A sad, bonewhite moon shone down on me, accompanied by a cold, wet spring breeze. A fitting cold night, just like my mood was. I was walking down a silent, dark street surrounded by big, old trees, freezing like hell in my shirt and the linen trousers - that was all the clothing I had had when I had fled my "home" before. No shoes, no Bag, nothing but this black hooker outfit.
The memory of my parting haunted me just as much as the pain in my right Hand did - since I was short a thumb and bleeding somewhat ugly, I wasn't surprised by the intensity of vertigo and sickness that kept me stumbling.
I didn't want to fall to the ground. I knew that I wouldn't stand up again, and I knew that they would find me if I didn't keep moving, but it was hard, oh, so hard. A loud, thrumming silence made my head spin and ate away the sounds of the night, made me salivate, stumble, shiver and blink confused. It seemed as if my heartbeat and my pulse were filling my whole skull with pressure, killing every thought with their heavy thuds.
Three Miles the streetsign had proclaimed. I didn't have a watch to check how long I had walked already, but it felt like hours and hours - still, no citylights to lighten the horizon, no cars to hear, no houses to see. Had I passed some crossing and not realized? Missed another sign? Was I walking right into death?
Well, since the bloody stump on my right hand still spat blood without cease, I actually was walking into death. A memory drilled through the pulsating silence in my head, and made me laugh. "Do you really prefer dying alone to being held captive here with me?" he had asked.
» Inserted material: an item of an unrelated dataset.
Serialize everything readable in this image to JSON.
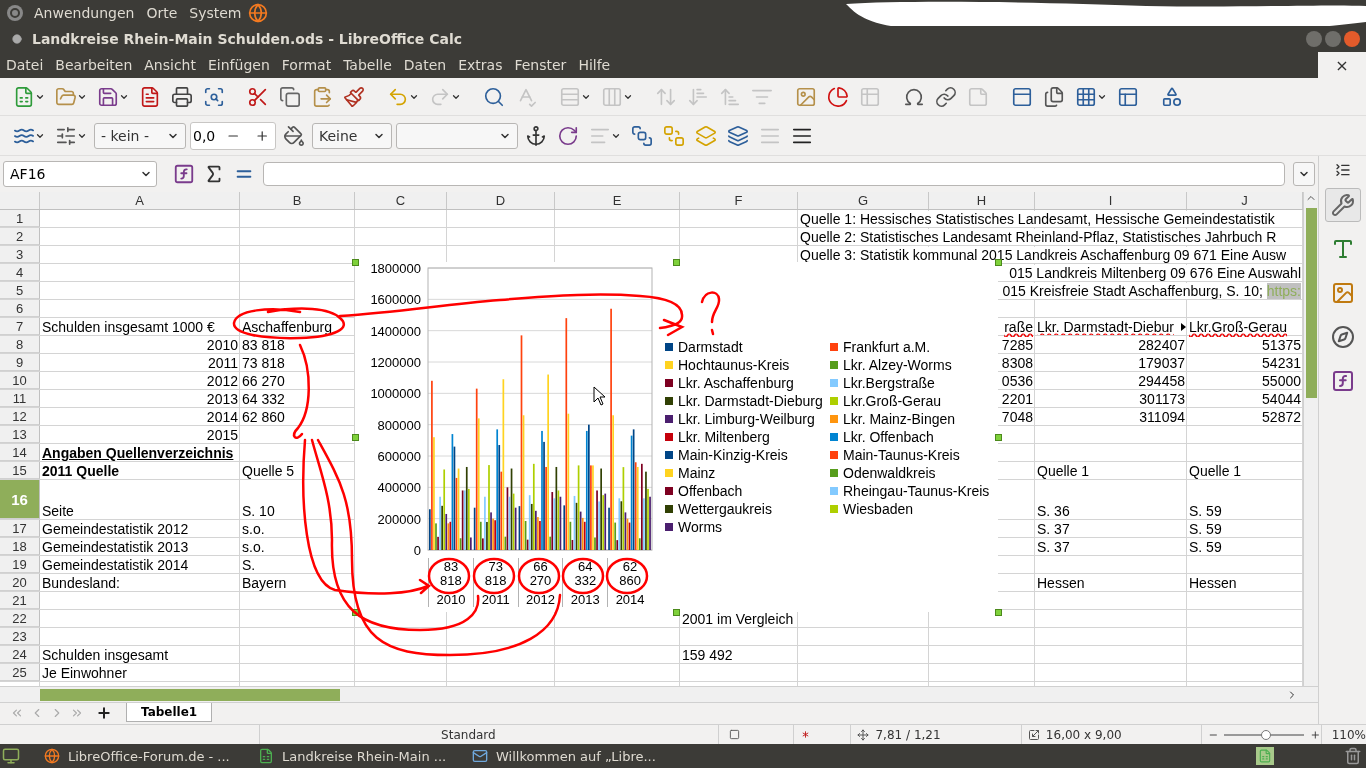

Then we had had a good, intense fight, and a break-up. He would find my bloody, dead thumb on the kitchen table when he awoke tomorrow, and went downstairs to find me. Guess that was a clear enough answer.
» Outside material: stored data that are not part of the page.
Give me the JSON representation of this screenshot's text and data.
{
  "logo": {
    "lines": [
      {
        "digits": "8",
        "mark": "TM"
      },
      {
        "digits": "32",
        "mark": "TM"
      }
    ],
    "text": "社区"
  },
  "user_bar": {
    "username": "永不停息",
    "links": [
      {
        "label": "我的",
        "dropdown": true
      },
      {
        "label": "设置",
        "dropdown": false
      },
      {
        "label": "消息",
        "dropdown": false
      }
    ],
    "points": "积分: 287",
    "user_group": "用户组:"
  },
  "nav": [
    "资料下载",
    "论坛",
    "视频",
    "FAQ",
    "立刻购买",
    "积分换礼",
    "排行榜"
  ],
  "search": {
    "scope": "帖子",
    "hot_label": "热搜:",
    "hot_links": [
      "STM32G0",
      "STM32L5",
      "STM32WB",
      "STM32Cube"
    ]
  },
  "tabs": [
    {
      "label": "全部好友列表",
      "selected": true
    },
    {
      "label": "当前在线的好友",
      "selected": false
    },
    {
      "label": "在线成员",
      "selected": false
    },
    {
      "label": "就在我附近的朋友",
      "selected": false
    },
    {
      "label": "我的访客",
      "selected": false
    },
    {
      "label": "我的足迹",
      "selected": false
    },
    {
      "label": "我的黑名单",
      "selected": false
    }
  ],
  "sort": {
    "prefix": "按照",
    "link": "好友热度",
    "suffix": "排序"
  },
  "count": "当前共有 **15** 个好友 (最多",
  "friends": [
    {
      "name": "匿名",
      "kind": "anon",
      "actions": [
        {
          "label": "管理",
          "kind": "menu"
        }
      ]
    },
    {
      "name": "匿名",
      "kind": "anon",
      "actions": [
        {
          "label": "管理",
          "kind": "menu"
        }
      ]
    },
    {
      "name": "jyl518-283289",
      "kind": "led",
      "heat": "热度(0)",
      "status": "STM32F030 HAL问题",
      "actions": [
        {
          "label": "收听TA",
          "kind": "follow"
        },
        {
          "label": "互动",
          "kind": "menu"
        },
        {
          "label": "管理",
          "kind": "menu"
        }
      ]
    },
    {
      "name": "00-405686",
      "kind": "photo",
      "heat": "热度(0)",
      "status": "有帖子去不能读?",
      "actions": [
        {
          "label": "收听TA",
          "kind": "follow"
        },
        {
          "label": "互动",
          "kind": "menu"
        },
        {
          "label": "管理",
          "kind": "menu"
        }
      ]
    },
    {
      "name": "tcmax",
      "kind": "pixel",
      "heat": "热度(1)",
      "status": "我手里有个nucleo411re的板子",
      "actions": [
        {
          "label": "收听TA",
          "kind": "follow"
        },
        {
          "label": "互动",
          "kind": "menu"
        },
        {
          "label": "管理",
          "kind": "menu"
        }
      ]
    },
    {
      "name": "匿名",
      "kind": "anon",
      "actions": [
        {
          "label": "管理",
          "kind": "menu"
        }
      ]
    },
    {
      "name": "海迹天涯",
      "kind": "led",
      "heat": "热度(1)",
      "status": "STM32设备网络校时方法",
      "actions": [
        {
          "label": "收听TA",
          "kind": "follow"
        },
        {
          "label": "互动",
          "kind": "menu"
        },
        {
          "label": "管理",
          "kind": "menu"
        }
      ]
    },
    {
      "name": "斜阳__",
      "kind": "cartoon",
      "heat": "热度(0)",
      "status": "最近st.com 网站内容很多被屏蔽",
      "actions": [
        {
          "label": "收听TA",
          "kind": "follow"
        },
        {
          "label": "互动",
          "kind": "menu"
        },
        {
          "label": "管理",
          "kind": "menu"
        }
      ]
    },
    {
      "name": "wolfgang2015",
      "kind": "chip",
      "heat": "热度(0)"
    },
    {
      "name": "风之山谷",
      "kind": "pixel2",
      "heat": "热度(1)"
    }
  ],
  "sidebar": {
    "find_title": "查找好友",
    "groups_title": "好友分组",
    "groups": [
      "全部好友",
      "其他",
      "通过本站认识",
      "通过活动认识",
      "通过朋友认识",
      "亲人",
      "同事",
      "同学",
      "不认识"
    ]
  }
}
Of course I hadn't amputated my thumb just to make some gruesome point. A ring around that thumb had been my leash, a gadget to keep me from leaving the military basis, like you keep a dog on your property to scare off scavengers. It had done really wierd things to me as soon as I passed the big metal door in the wall around the "garden". Since I really, really had wanted to leave, I had cut it off. Had I done more extreme things? Yes. More painful things? No.
Had I known how unbelieveably painful that simple act could get, I would have tried to cut the ring off first. But what can I say? I'm a damaged soul, and I was very, very angry.
The world went black for a moment, and I tumbled forward like a robot that has been switched off in mid-motion. My arteries burned from the blood loss, my heart fighting to pump blood that wasn't there anymore, my breathing getting laboured. Still, I had to smile. This was better. So much better than being jailbait for two grown, crazed vampires that either tried to kill each other, or to fuck me until i bled like a spitted sow.
I closed my eyes, taking one last, heavy breath. In the second I lost conciousness I thought I heard the sound of a car nearing. Ah, black-humored fate, how you made me laugh.